Es muy positivo el lanzamiento del Frente Ciudadano contra la Corrupción. Aplaudo sin reservas esta manifestación amplia de rechazo a la corrupción y de respaldo al Ministerio Público y a la Cicig. Me alegra ver en una sola tarima un grupo tan diverso y me sumo a su lucha.
Por supuesto, no ha faltado quien rechace la iniciativa, ya porque la impulsan empresarios cuestionables y tardos en apuntarse, ya porque tiene miembros de la izquierda. Pero la política es hacer alianzas improbables. Y la buena política las hace para conseguir los mejores resultados. De modo que, si la intención es luchar contra la corrupción, enfermedad que afecta a todos, por supuesto que reunirá un grupo diverso y disonante.
Sin embargo, respaldar y congratular no es ignorar las debilidades, que son de fondo. Me atrevo a poner mi grano de arena, aunque quizá caiga en el ojo.
Parto de las formas, ya que son notorias. Sobre todo porque revelan los implícitos de la acción. Para mejorar no basta voluntad. Hace falta cambiar lo que ni siquiera hemos reconocido.
Lo obvio son dos horas de peroratas, cuando sesenta minutos sobraban para lo que tocaba: pedir perdón por la patria desvencijada que se entrega a los jóvenes (indispensable aporte de Pedro Lamport, que se consagró como el hombre de la jornada), denunciar las maquinaciones del gobierno impresentable, dar un espaldarazo al MP y a la Cicig y suscribir la infaltable carta que valdrá poco si no se traduce en acciones que cuestan. El discurso largo no se perdona. Y si la ponencia es del rico, poderoso y blanco, aún no empezamos a cambiar. El aporte del hombre de la jornada se diluyó en su propia verbosidad.
Si no enfrentamos la exclusión, abordaremos la corrupción con alguna eficacia, pero con el tiempo volveremos al problema.
Luego, lo importante: la ofensa no intencional, pero que va al hueso. La maestra de ceremonias presenta a Pedro Lamport, Helen Mack, Estuardo Porras Zadik, Lenina García. Todos mestizos, urbanos, nombrados. Y «dos representantes de los pueblos indígenas» (Miguel de León y Rigoberto Juárez): anónimos, colectivos. Siempre como contrapunto. Pero son el cabo suelto por el que se deshará el tejido a menos que alguien se atreva a remendarlo.
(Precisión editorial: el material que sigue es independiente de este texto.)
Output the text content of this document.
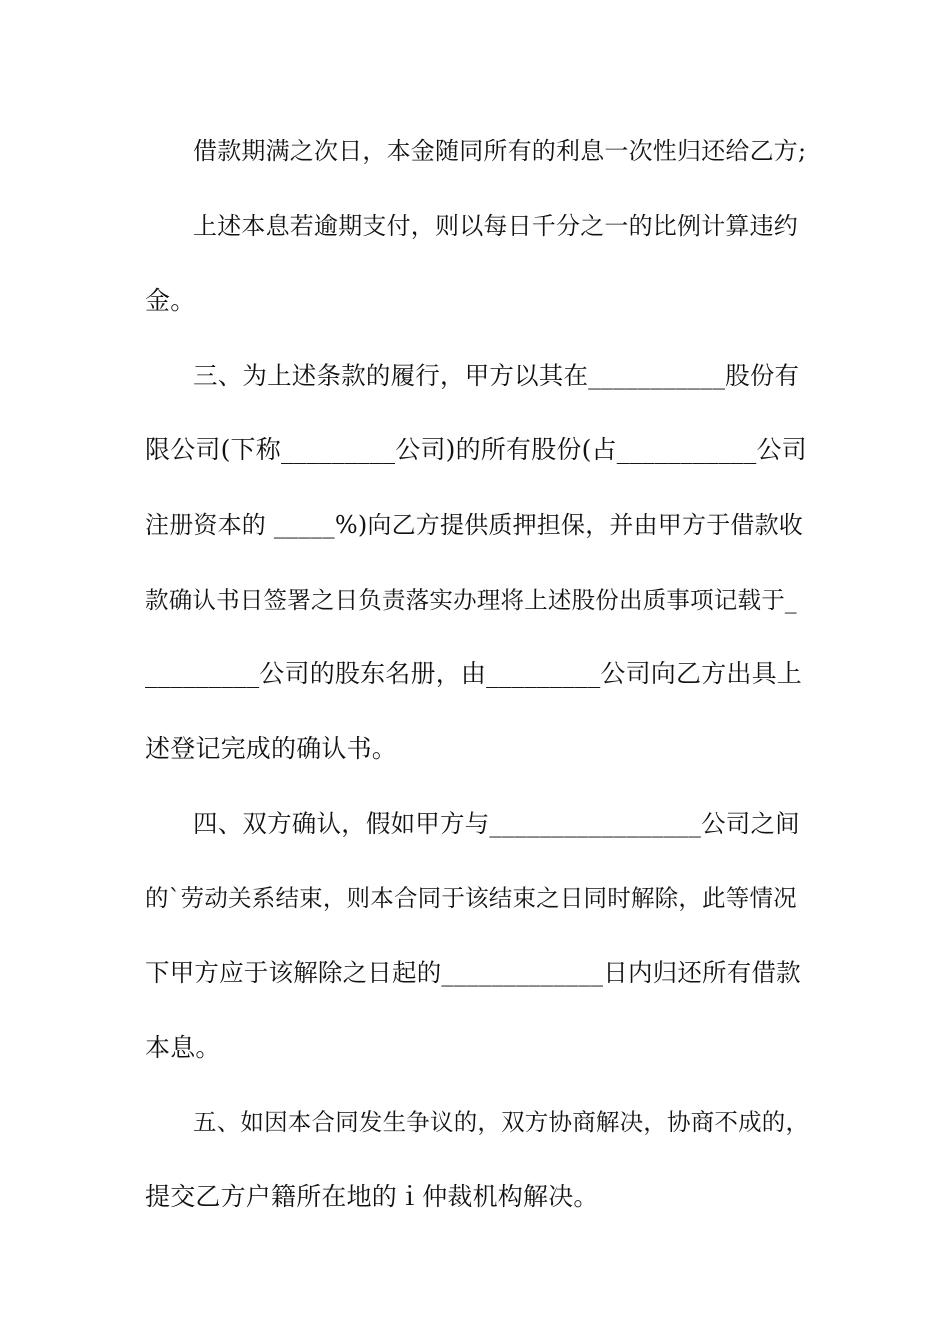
借款期满之次日，本金随同所有的利息一次性归还给乙方;
上述本息若逾期支付，则以每日千分之一的比例计算违约
金。
三、为上述条款的履行，甲方以其在___________股份有
限公司(下称_________公司)的所有股份(占___________公司
注册资本的 _____%)向乙方提供质押担保，并由甲方于借款收
款确认书日签署之日负责落实办理将上述股份出质事项记载于_
_________公司的股东名册，由_________公司向乙方出具上
述登记完成的确认书。
四、双方确认，假如甲方与_________________公司之间
的`劳动关系结束，则本合同于该结束之日同时解除，此等情况
下甲方应于该解除之日起的_____________日内归还所有借款
本息。
五、如因本合同发生争议的，双方协商解决，协商不成的，
提交乙方户籍所在地的ｉ仲裁机构解决。
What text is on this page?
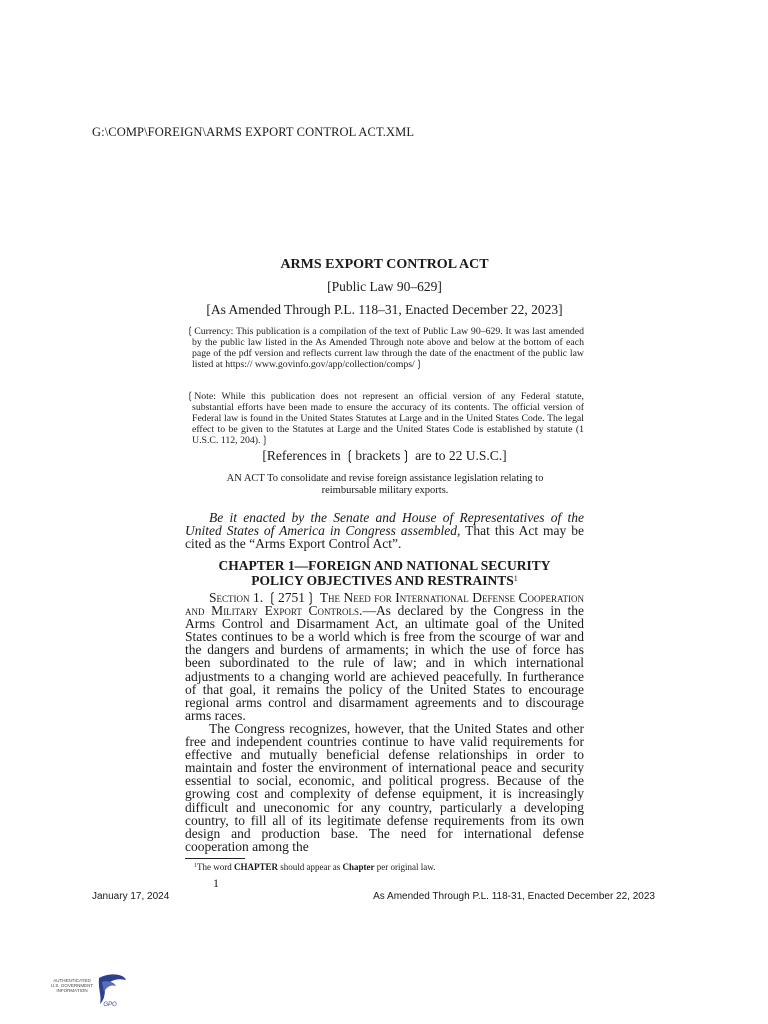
G:\COMP\FOREIGN\ARMS EXPORT CONTROL ACT.XML
ARMS EXPORT CONTROL ACT
[Public Law 90–629]
[As Amended Through P.L. 118–31, Enacted December 22, 2023]
❲Currency: This publication is a compilation of the text of Public Law 90–629. It was last amended by the public law listed in the As Amended Through note above and below at the bottom of each page of the pdf version and reflects current law through the date of the enactment of the public law listed at https:// www.govinfo.gov/app/collection/comps/❳
❲Note: While this publication does not represent an official version of any Federal statute, substantial efforts have been made to ensure the accuracy of its contents. The official version of Federal law is found in the United States Statutes at Large and in the United States Code. The legal effect to be given to the Statutes at Large and the United States Code is established by statute (1 U.S.C. 112, 204).❳
[References in ❲brackets❳ are to 22 U.S.C.]
AN ACT To consolidate and revise foreign assistance legislation relating to reimbursable military exports.
Be it enacted by the Senate and House of Representatives of the United States of America in Congress assembled, That this Act may be cited as the “Arms Export Control Act”.
CHAPTER 1—FOREIGN AND NATIONAL SECURITY
POLICY OBJECTIVES AND RESTRAINTS$^1$
Section 1. ❲2751❳ The Need for International Defense Cooperation and Military Export Controls.—As declared by the Congress in the Arms Control and Disarmament Act, an ultimate goal of the United States continues to be a world which is free from the scourge of war and the dangers and burdens of armaments; in which the use of force has been subordinated to the rule of law; and in which international adjustments to a changing world are achieved peacefully. In furtherance of that goal, it remains the policy of the United States to encourage regional arms control and disarmament agreements and to discourage arms races.
The Congress recognizes, however, that the United States and other free and independent countries continue to have valid requirements for effective and mutually beneficial defense relationships in order to maintain and foster the environment of international peace and security essential to social, economic, and political progress. Because of the growing cost and complexity of defense equipment, it is increasingly difficult and uneconomic for any country, particularly a developing country, to fill all of its legitimate defense requirements from its own design and production base. The need for international defense cooperation among the
$^1$The word CHAPTER should appear as Chapter per original law.
1
January 17, 2024	As Amended Through P.L. 118-31, Enacted December 22, 2023
AUTHENTICATED
U.S. GOVERNMENT
INFORMATION
GPO
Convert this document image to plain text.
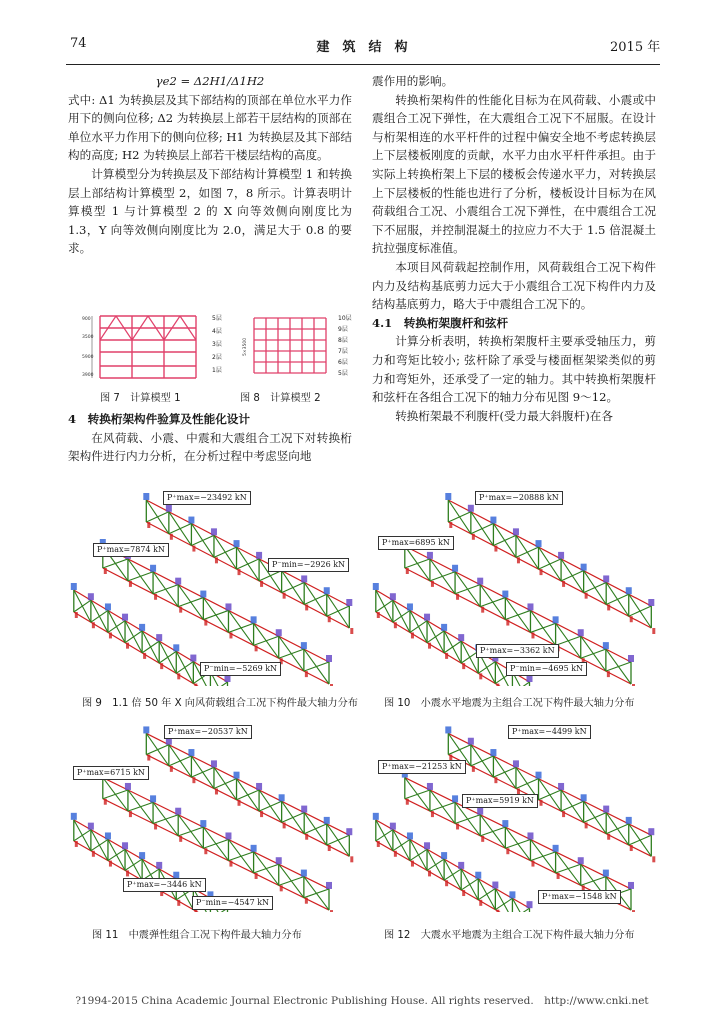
74	建　筑　结　构	2015 年

γe2 = Δ2H1/Δ1H2

式中: Δ1 为转换层及其下部结构的顶部在单位水平力作用下的侧向位移; Δ2 为转换层上部若干层结构的顶部在单位水平力作用下的侧向位移; H1 为转换层及其下部结构的高度; H2 为转换层上部若干楼层结构的高度。

计算模型分为转换层及下部结构计算模型 1 和转换层上部结构计算模型 2，如图 7，8 所示。计算表明计算模型 1 与计算模型 2 的 X 向等效侧向刚度比为 1.3，Y 向等效侧向刚度比为 2.0，满足大于 0.8 的要求。

900
3500
5900
3900
5层
4层
3层
2层
1层
5×3500
10层
9层
8层
7层
6层
5层
图 7　计算模型 1	图 8　计算模型 2

4　转换桁架构件验算及性能化设计

在风荷载、小震、中震和大震组合工况下对转换桁架构件进行内力分析，在分析过程中考虑竖向地

震作用的影响。

转换桁架构件的性能化目标为在风荷载、小震或中震组合工况下弹性，在大震组合工况下不屈服。在设计与桁架相连的水平杆件的过程中偏安全地不考虑转换层上下层楼板刚度的贡献，水平力由水平杆件承担。由于实际上转换桁架上下层的楼板会传递水平力，对转换层上下层楼板的性能也进行了分析，楼板设计目标为在风荷载组合工况、小震组合工况下弹性，在中震组合工况下不屈服，并控制混凝土的拉应力不大于 1.5 倍混凝土抗拉强度标准值。

本项目风荷载起控制作用，风荷载组合工况下构件内力及结构基底剪力远大于小震组合工况下构件内力及结构基底剪力，略大于中震组合工况下的。

4.1　转换桁架腹杆和弦杆

计算分析表明，转换桁架腹杆主要承受轴压力，剪力和弯矩比较小; 弦杆除了承受与楼面框架梁类似的剪力和弯矩外，还承受了一定的轴力。其中转换桁架腹杆和弦杆在各组合工况下的轴力分布见图 9～12。

转换桁架最不利腹杆(受力最大斜腹杆)在各

P⁺max=−23492 kN
P⁺max=7874 kN
P⁻min=−2926 kN
P⁻min=−5269 kN
图 9　1.1 倍 50 年 X 向风荷载组合工况下构件最大轴力分布
P⁺max=−20888 kN
P⁺max=6895 kN
P⁺max=−3362 kN
P⁻min=−4695 kN
图 10　小震水平地震为主组合工况下构件最大轴力分布
P⁺max=−20537 kN
P⁺max=6715 kN
P⁺max=−3446 kN
P⁻min=−4547 kN
图 11　中震弹性组合工况下构件最大轴力分布
P⁺max=−4499 kN
P⁺max=−21253 kN
P⁺max=5919 kN
P⁺max=−1548 kN
图 12　大震水平地震为主组合工况下构件最大轴力分布
?1994-2015 China Academic Journal Electronic Publishing House. All rights reserved.　http://www.cnki.net
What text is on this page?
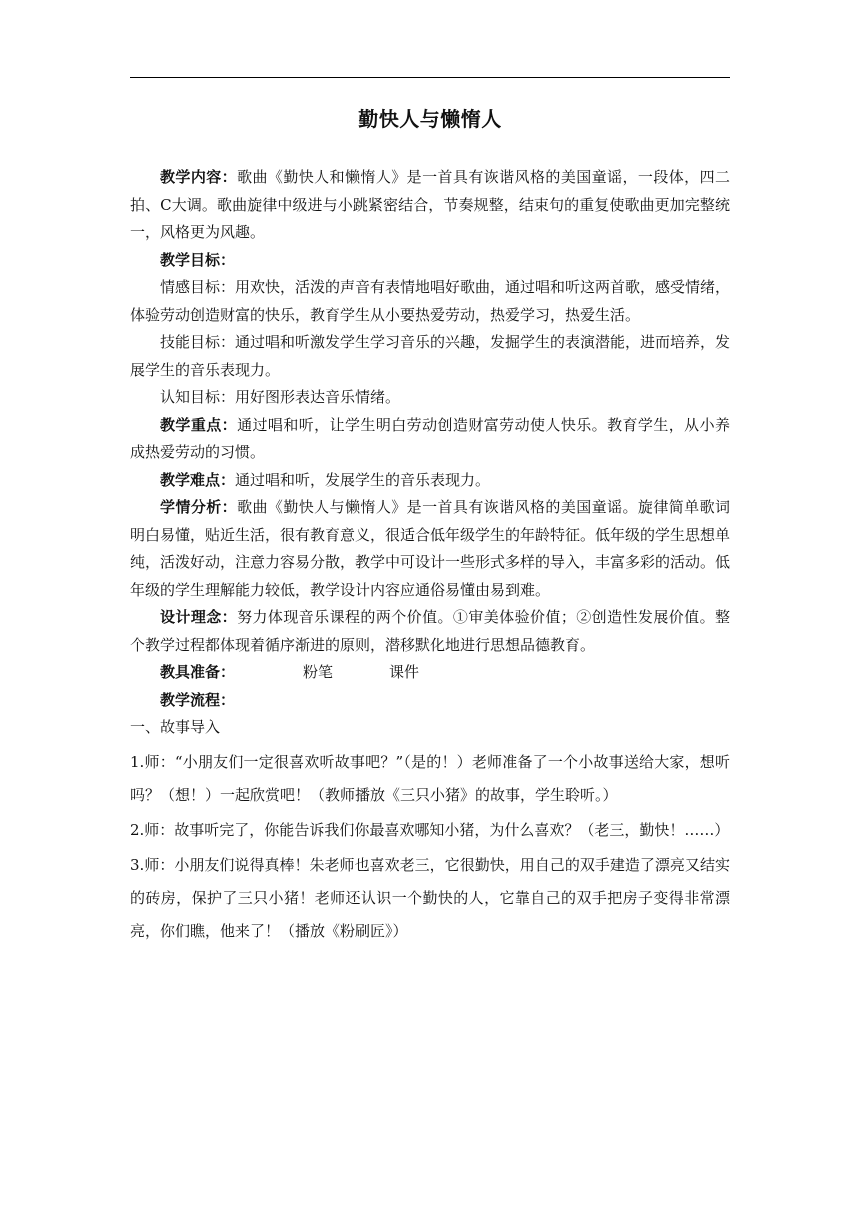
勤快人与懒惰人

教学内容：歌曲《勤快人和懒惰人》是一首具有诙谐风格的美国童谣，一段体，四二拍、C大调。歌曲旋律中级进与小跳紧密结合，节奏规整，结束句的重复使歌曲更加完整统一，风格更为风趣。

教学目标：

情感目标：用欢快，活泼的声音有表情地唱好歌曲，通过唱和听这两首歌，感受情绪，体验劳动创造财富的快乐，教育学生从小要热爱劳动，热爱学习，热爱生活。

技能目标：通过唱和听激发学生学习音乐的兴趣，发掘学生的表演潜能，进而培养，发展学生的音乐表现力。

认知目标：用好图形表达音乐情绪。

教学重点：通过唱和听，让学生明白劳动创造财富劳动使人快乐。教育学生，从小养成热爱劳动的习惯。

教学难点：通过唱和听，发展学生的音乐表现力。

学情分析：歌曲《勤快人与懒惰人》是一首具有诙谐风格的美国童谣。旋律简单歌词明白易懂，贴近生活，很有教育意义，很适合低年级学生的年龄特征。低年级的学生思想单纯，活泼好动，注意力容易分散，教学中可设计一些形式多样的导入，丰富多彩的活动。低年级的学生理解能力较低，教学设计内容应通俗易懂由易到难。

设计理念：努力体现音乐课程的两个价值。①审美体验价值；②创造性发展价值。整个教学过程都体现着循序渐进的原则，潜移默化地进行思想品德教育。

教具准备：	粉笔	课件

教学流程：

一、故事导入

1.师：“小朋友们一定很喜欢听故事吧？”（是的！）老师准备了一个小故事送给大家，想听吗？（想！）一起欣赏吧！（教师播放《三只小猪》的故事，学生聆听。）

2.师：故事听完了，你能告诉我们你最喜欢哪知小猪，为什么喜欢？（老三，勤快！……）

3.师：小朋友们说得真棒！朱老师也喜欢老三，它很勤快，用自己的双手建造了漂亮又结实的砖房，保护了三只小猪！老师还认识一个勤快的人，它靠自己的双手把房子变得非常漂亮，你们瞧，他来了！（播放《粉刷匠》）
Porque a la intención positiva del frente la acecha el lobo de nuestros viejos pecados. Lamport empezó su historia de nuestra corrupción apenas con Ydígoras Fuentes. Justificó la mafia que nos ahoga como fruto del enfrentamiento armado. Eso es como atribuir a la pintura el acabado de la pared.
Cualquiera que ha pintado un muro áspero sabe que toma más pintura que uno liso por las irregularidades de la superficie. Esto no depende de la calidad de la pintura, y siempre gastará más quien no invierta en alisar el repello.
Igual aquí: la corrupción es la manifestación más reciente de algo más profundo. Es la desigualdad —y el racismo, que propone que una gente es mejor que otra— el germen de nuestros males, incluyendo ahora la corrupción. Porque, en la democracia, la corrupción resultó ser el método para concretar el beneficio de los pocos. Antes, el autoritario tirano la hacía innecesaria. Él no necesitaba hacer trampa porque el sistema mismo era la trampa. Pero, si hoy rechazamos la corrupción en serio, tocará abrazar la democracia en serio. Y si no enfrentamos la exclusión, abordaremos la corrupción con alguna eficacia, pero con el tiempo volveremos al problema.
Porque podrá no haber corrupción, pero igual mutará el problema al tema del momento. Lo que hay en el fondo es un Estado para pocos, del que se sirven los menos a costillas de los más. Con Ubico fue la injusticia del trabajo forzado. Con Estrada Cabrera, venderse a la United Fruit Company. En 1871, liquidar finalmente los pueblos de indios en beneficio del latifundio. Y así en la historia siempre, regresando al pecado original, al Estado que excluye. Sobre todo, a la miseria de quienes no son ciudadanos de pleno derecho, sino simples inclusiones «pegadas con chicle», al decir de De León.
El frente arranca con palabras valerosas e intenciones ambiciosas, pero para conseguirlas no basta más de lo mismo, que es deshacerse —por la buenas o por las malas— de otro gobierno venal. Quienes quieran liderar nuestra historia tendrán que asumir un costo que va más allá de resistir al artero Morales y a sus aliados maliciosos. Tendremos que admitir que los pueblos indígenas, muy decorativos en primera fila, anónimos en su presentación, música de fondo cuando mujeres, tendrán que ser tan dueños del Estado como el blanco, alto y rico empresario. Asusta a los poderosos organizadores, pero es indispensable.